Said John, who fell for Anne when they were students at UVA: "As I became a writer, the one person I talked to about my ideas and how to make them sharper and how to hone them and what I was really trying to say – was Anne. And so I was kind of the first client," he said to laughter.
"The rates were a little steep, but I’ve been a client for a very long time and it’s also why I’m such a booster, because I know how all of you work so hard on your ideas and pace around late at night when no one’s up trying to figure out exactly what you’re trying to say, and then you birth something into the world. And then it’s like what Upton Sinclair said about The Jungle. He said he aimed for people’s hearts but he hit them in the stomach," he continued.
"You do something and you pitch it and then people misunderstand. So somebody who can help you communicate the way you want to and in a way that’s true to your heart and true to your work – that’s the key for those of us who work with ideas and who spend so much lonely time trying to get those ideas right – it’s so important. So I’m not just her husband, I’m also her client."
Anne described 15 Minutes Group's first assignment.
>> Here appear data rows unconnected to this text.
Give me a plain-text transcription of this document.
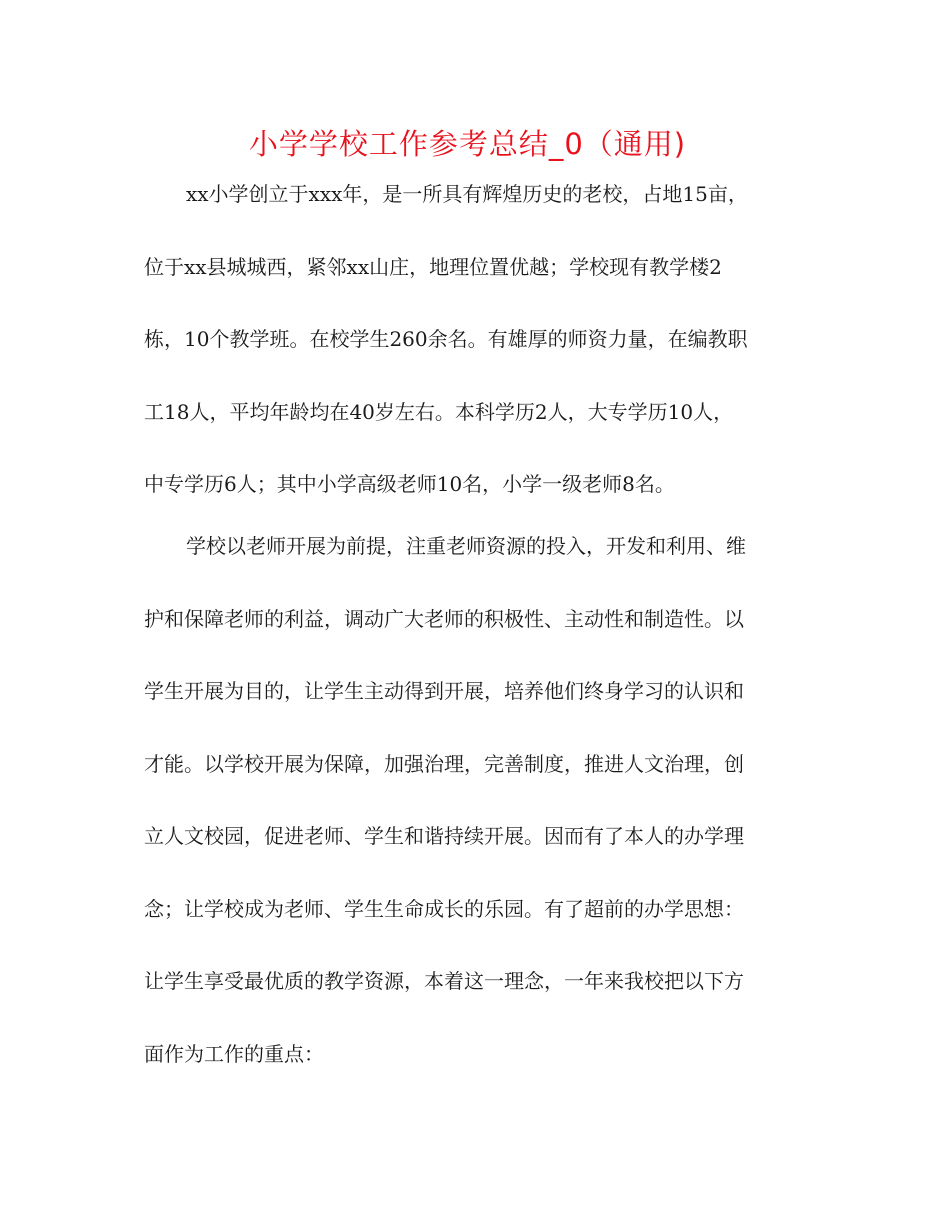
小学学校工作参考总结_0（通用)
xx小学创立于xxx年，是一所具有辉煌历史的老校，占地15亩，
位于xx县城城西，紧邻xx山庄，地理位置优越；学校现有教学楼2
栋，10个教学班。在校学生260余名。有雄厚的师资力量，在编教职
工18人，平均年龄均在40岁左右。本科学历2人，大专学历10人，
中专学历6人；其中小学高级老师10名，小学一级老师8名。
学校以老师开展为前提，注重老师资源的投入，开发和利用、维
护和保障老师的利益，调动广大老师的积极性、主动性和制造性。以
学生开展为目的，让学生主动得到开展，培养他们终身学习的认识和
才能。以学校开展为保障，加强治理，完善制度，推进人文治理，创
立人文校园，促进老师、学生和谐持续开展。因而有了本人的办学理
念；让学校成为老师、学生生命成长的乐园。有了超前的办学思想：
让学生享受最优质的教学资源，本着这一理念，一年来我校把以下方
面作为工作的重点：
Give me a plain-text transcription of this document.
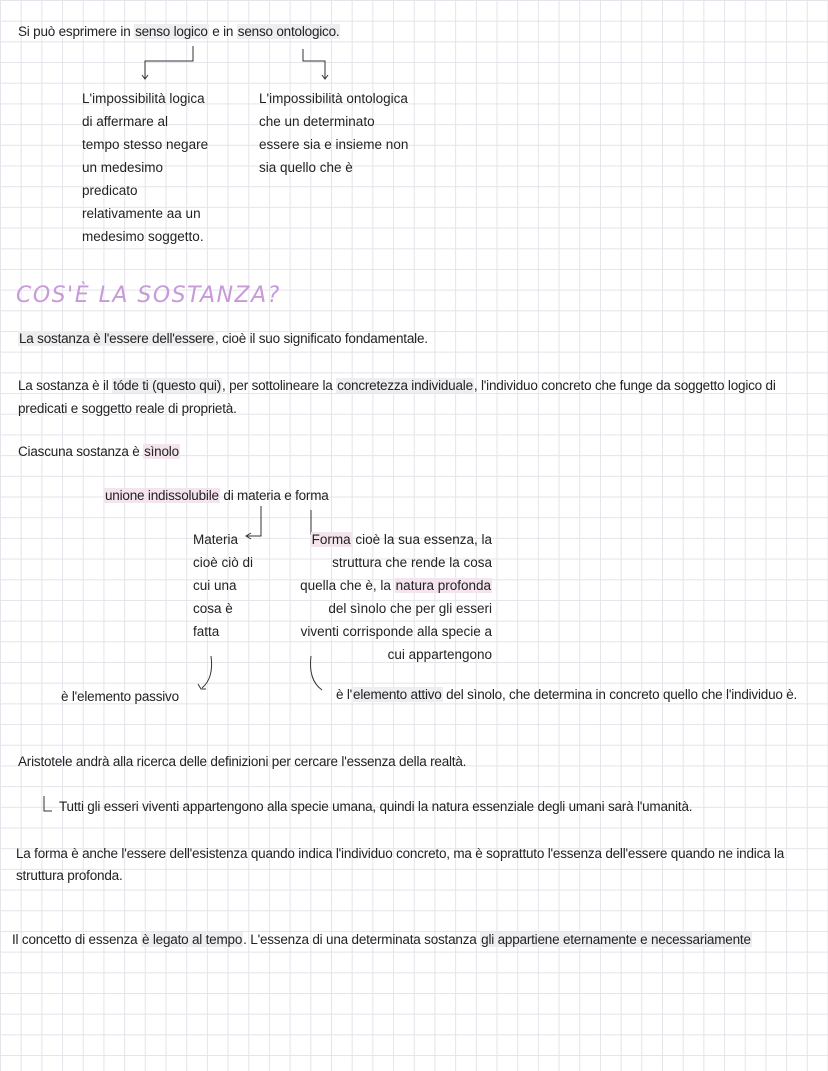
Si può esprimere in senso logico e in senso ontologico.
L'impossibilità logica
di affermare al
tempo stesso negare
un medesimo
predicato
relativamente aa un
medesimo soggetto.
L'impossibilità ontologica
che un determinato
essere sia e insieme non
sia quello che è
COS'È LA SOSTANZA?
La sostanza è l'essere dell'essere, cioè il suo significato fondamentale.
La sostanza è il tóde ti (questo qui), per sottolineare la concretezza individuale, l'individuo concreto che funge da soggetto logico di
predicati e soggetto reale di proprietà.
Ciascuna sostanza è sìnolo
unione indissolubile di materia e forma
Materia
cioè ciò di
cui una
cosa è
fatta
Forma cioè la sua essenza, la
struttura che rende la cosa
quella che è, la natura profonda
del sìnolo che per gli esseri
viventi corrisponde alla specie a
cui appartengono
è l'elemento passivo	è l'elemento attivo del sìnolo, che determina in concreto quello che l'individuo è.
Aristotele andrà alla ricerca delle definizioni per cercare l'essenza della realtà.
Tutti gli esseri viventi appartengono alla specie umana, quindi la natura essenziale degli umani sarà l'umanità.
La forma è anche l'essere dell'esistenza quando indica l'individuo concreto, ma è soprattuto l'essenza dell'essere quando ne indica la
struttura profonda.
Il concetto di essenza è legato al tempo. L'essenza di una determinata sostanza gli appartiene eternamente e necessariamente
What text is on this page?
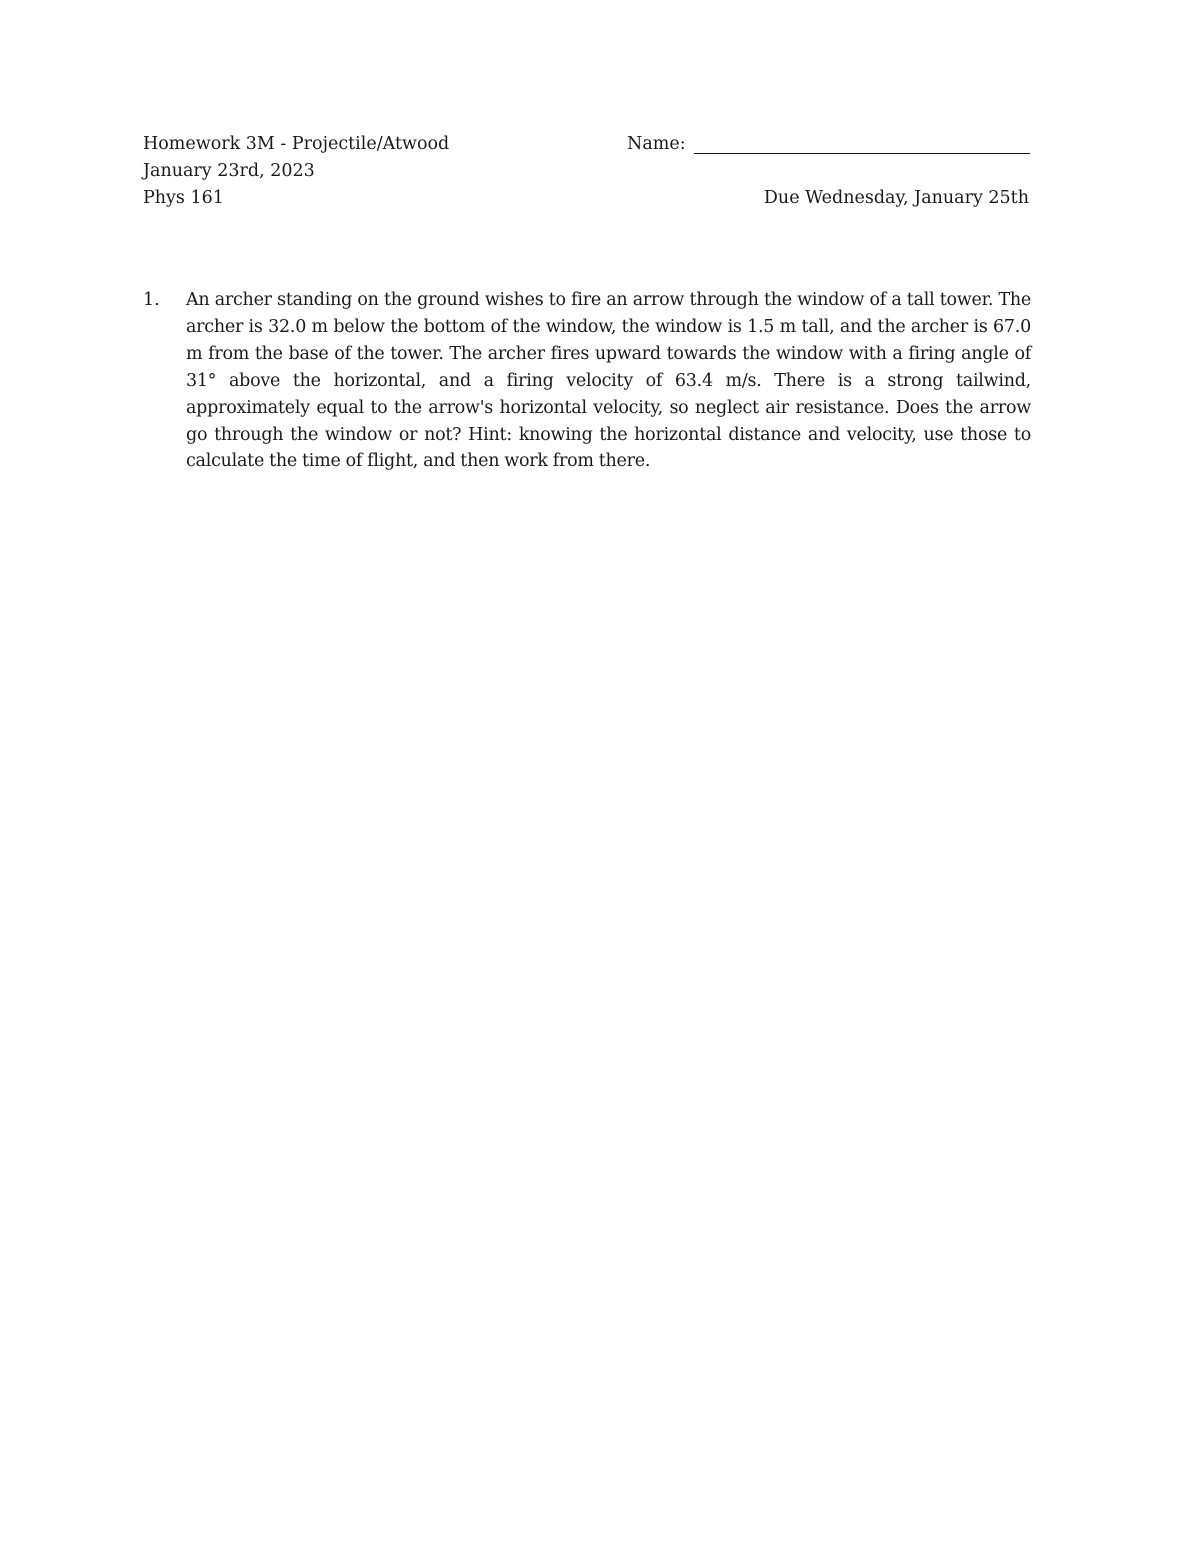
Homework 3M - Projectile/Atwood
January 23rd, 2023
Phys 161
Name:
Due Wednesday, January 25th
1.	An archer standing on the ground wishes to fire an arrow through the window of a tall tower. The archer is 32.0 m below the bottom of the window, the window is 1.5 m tall, and the archer is 67.0 m from the base of the tower. The archer fires upward towards the window with a firing angle of 31° above the horizontal, and a firing velocity of 63.4 m/s. There is a strong tailwind, approximately equal to the arrow's horizontal velocity, so neglect air resistance. Does the arrow go through the window or not? Hint: knowing the horizontal distance and velocity, use those to calculate the time of flight, and then work from there.
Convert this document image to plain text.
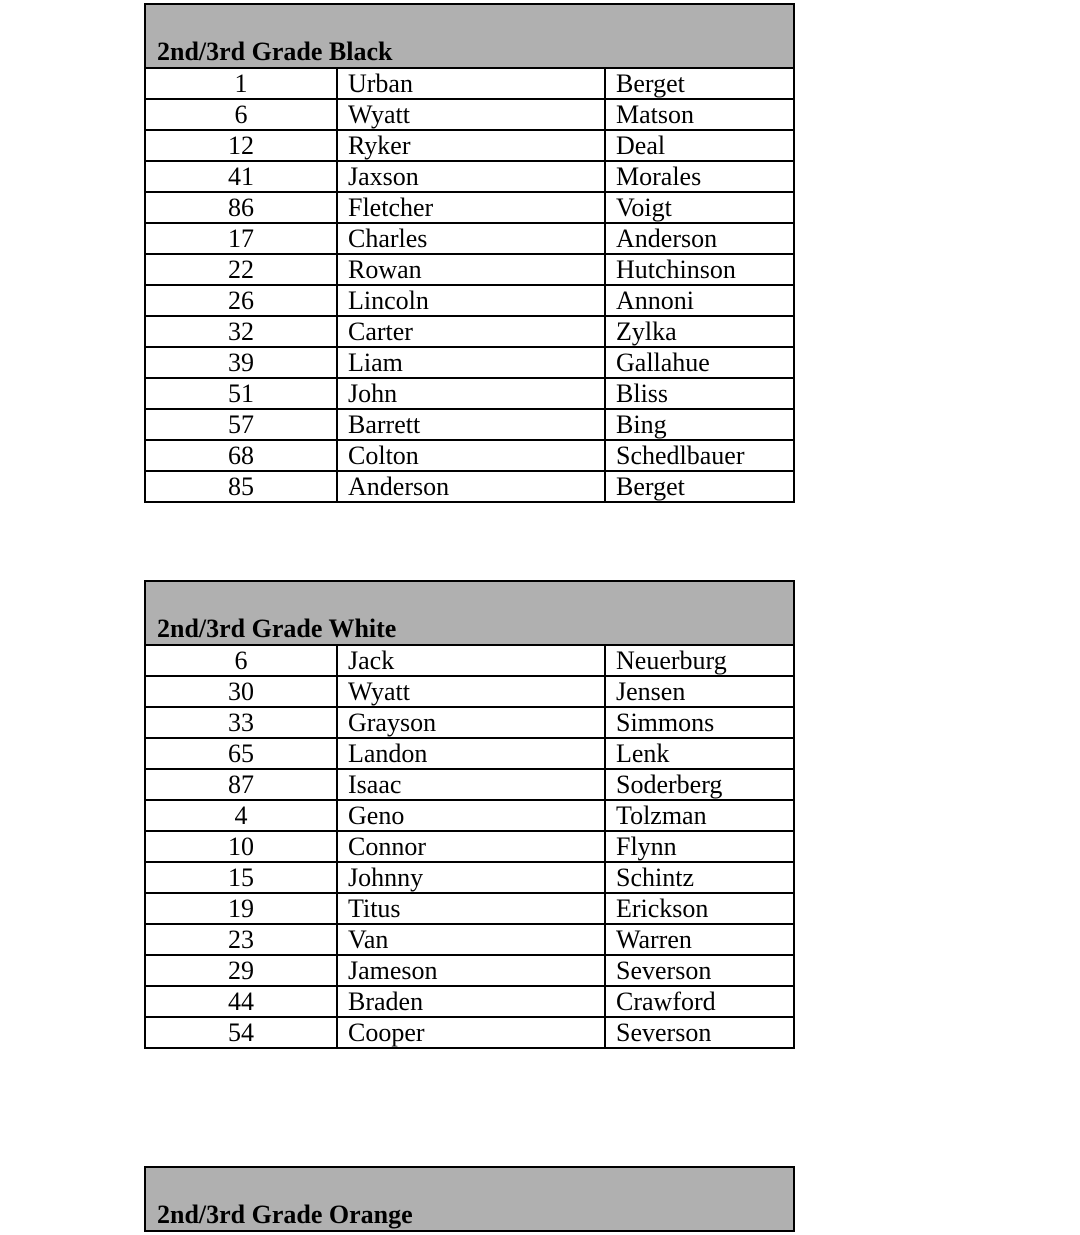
2nd/3rd Grade Black		
1	Urban	Berget
6	Wyatt	Matson
12	Ryker	Deal
41	Jaxson	Morales
86	Fletcher	Voigt
17	Charles	Anderson
22	Rowan	Hutchinson
26	Lincoln	Annoni
32	Carter	Zylka
39	Liam	Gallahue
51	John	Bliss
57	Barrett	Bing
68	Colton	Schedlbauer
85	Anderson	Berget
2nd/3rd Grade White		
6	Jack	Neuerburg
30	Wyatt	Jensen
33	Grayson	Simmons
65	Landon	Lenk
87	Isaac	Soderberg
4	Geno	Tolzman
10	Connor	Flynn
15	Johnny	Schintz
19	Titus	Erickson
23	Van	Warren
29	Jameson	Severson
44	Braden	Crawford
54	Cooper	Severson
2nd/3rd Grade Orange
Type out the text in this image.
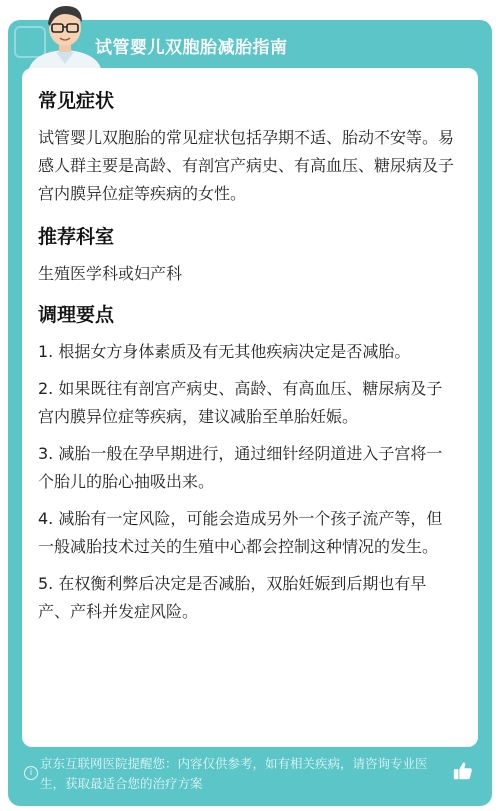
试管婴儿双胞胎减胎指南

常见症状

试管婴儿双胞胎的常见症状包括孕期不适、胎动不安等。易感人群主要是高龄、有剖宫产病史、有高血压、糖尿病及子宫内膜异位症等疾病的女性。

推荐科室

生殖医学科或妇产科

调理要点

1. 根据女方身体素质及有无其他疾病决定是否减胎。

2. 如果既往有剖宫产病史、高龄、有高血压、糖尿病及子宫内膜异位症等疾病，建议减胎至单胎妊娠。

3. 减胎一般在孕早期进行，通过细针经阴道进入子宫将一个胎儿的胎心抽吸出来。

4. 减胎有一定风险，可能会造成另外一个孩子流产等，但一般减胎技术过关的生殖中心都会控制这种情况的发生。

5. 在权衡利弊后决定是否减胎，双胎妊娠到后期也有早产、产科并发症风险。

i
京东互联网医院提醒您：内容仅供参考，如有相关疾病，请咨询专业医生，获取最适合您的治疗方案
Hired by the United Nations, the team dove in. “We did a dissertation on what makes the perfect soundbite. We did flow charts on how to structure the right answer. We did all this deep work because we said, ‘There’s no way we’re going to be one of those shallow media training firms.’ So we did a session with the UN client. We were so pleased with ourselves. We felt like we delivered all this deep information. And at the end of it, he let out this big sigh, and he said, 'Aren’t you going to tell me what shirt to wear?'"
Over the last 15 years the firm has worked with clients like the Brookings Institution, the Council on Foreign Relations, and Carnegie Endowment, helping them be clear and more confident in their media appearances.
In recent blogposts Anne and the team noted former FBI director James Comey for his skilled interiews to promote his book, A Higher Loyalty. As any media observer knows, it’s not easy to communicate clearly and sucinctly. You need to “distill your thinking and keep distilling,” Anne writes. “Answer the hard questions and the sound bite will come to you, clear, potent and concentrated. Like a shot of Tito’s Vodka.”